A doctor administers the Quinvaxem vaccine at the Truong Dinh Ward Clinic in the capital city’s Hai Ba Trung District. (Photo: VNA)
Hanoi (VNA) –
Medical experts are warning against what they see as an anti-vaccine campaign
that is being waged on social media.
A social media group with some 9,500 members, mostly parents of infants, has
been debating whether or not to get children vaccinated.
Many parents have expressed concerns about cases in which children have
suffered abnormalities and complications after getting vaccinated, with some on
them proving fatal.
On March 25 last year, a five-year-old in the northern province of Ninh Binh’s
Yen Thang commune died after experiencing high fever, convulsions and panic
attacks five days after getting the meningococcal (against
meningitis) vaccine from a local clinic.
On March 6 the same year, a four-month-old in the southern province of Dong Nai’s
Thanh Phu commune also died four hours after getting the Quinvaxem vaccine (a
combination vaccine for diphtheria, tetanus, pertussis, hepatitis B) at a local
clinic.
Several parents have posted their belief that it is better to let children’s
immune system develop normally rather than having through vaccinations,
the Tien Phong (Vanguard) online newspaper reports.
The concerns about vaccine safety have been reinforced by some severe cases of
Japanese encephalitis over the last month.
These cases have seen children having epileptic attacks and even dying after
being vaccinated, the report says.
However, pediatricians say such concerns and views are groundless, and likely
to harm children far more than any real or imagined negative effects of vaccines.
Some 80 percent of children being treated at Children’s Hospital Number 1 in
HCM City have not been vaccinated, noted Doctor Truong Huu Khanh, head of the
hospital’s Department of Infection and Neurology.
“Abandoning vaccines will cause a disaster of diseases,” Khanh said, referring
to the 2014 measles epidemic in Vietnam, believed to be triggered by parents
who did not get their children vaccinated.
“Side effects of vaccines occur in some children because each child has a
different mechanism that reacts differently to vaccines,” he added. “It is
better to minimise the side effects than abandon vaccines.”
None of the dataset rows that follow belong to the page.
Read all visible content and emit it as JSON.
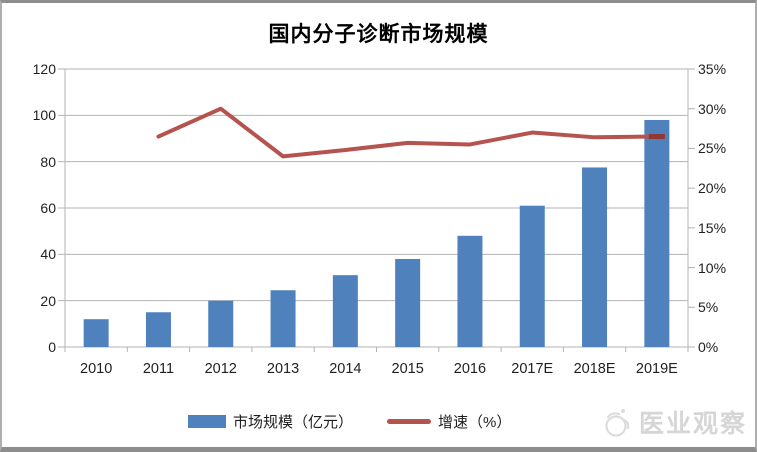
{
  "title": "国内分子诊断市场规模",
  "chart_data": {
    "type": "bar+line combo",
    "title": "国内分子诊断市场规模",
    "categories": [
      "2010",
      "2011",
      "2012",
      "2013",
      "2014",
      "2015",
      "2016",
      "2017E",
      "2018E",
      "2019E"
    ],
    "series": [
      {
        "name": "市场规模（亿元）",
        "type": "bar",
        "axis": "left",
        "color": "#4f81bd",
        "values": [
          12,
          15,
          20,
          24.5,
          31,
          38,
          48,
          61,
          77.5,
          98
        ]
      },
      {
        "name": "增速（%）",
        "type": "line",
        "axis": "right",
        "color": "#b5534f",
        "end_marker_color": "#943734",
        "values": [
          null,
          26.5,
          30.0,
          24.0,
          24.8,
          25.7,
          25.5,
          27.0,
          26.4,
          26.5
        ]
      }
    ],
    "left_axis": {
      "min": 0,
      "max": 120,
      "step": 20,
      "tick_labels": [
        "120",
        "100",
        "80",
        "60",
        "40",
        "20",
        "0"
      ]
    },
    "right_axis": {
      "min": 0,
      "max": 35,
      "step": 5,
      "tick_labels": [
        "35%",
        "30%",
        "25%",
        "20%",
        "15%",
        "10%",
        "5%",
        "0%"
      ]
    },
    "grid": true,
    "gridline_color": "#b3b3b3",
    "legend_position": "bottom"
  },
  "legend": {
    "items": [
      {
        "label": "市场规模（亿元）",
        "swatch": "bar",
        "color": "#4f81bd"
      },
      {
        "label": "增速（%）",
        "swatch": "line",
        "color": "#b5534f"
      }
    ]
  },
  "watermark": {
    "text": "医业观察",
    "icon": "bird-logo-icon",
    "color": "#d6d6d6"
  },
  "frame": {
    "border_color": "#8d8d8d"
  }
}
Without vaccines, child mortality would increase and those who survive diseases
would have to live with disabilities for the rest of their lives, he warned.
Dr Phan Trong Lan, Director of the Pasteur Institute in HCM City, said that
based on national reports on the effectiveness of vaccines, authorities would
not continue using vaccines that are harmful to citizens, especially children.
Lan said he understood mothers’ concerns on seeing abnormal physical symptoms
appear in vaccinated infants, as well as their eagerness to find the cause of
those symptoms.
“They have doubts, they seek information from everywhere. And before they can
conclude what is right and what is wrong, they stop believing in the importance
of vaccines for young children,” he said.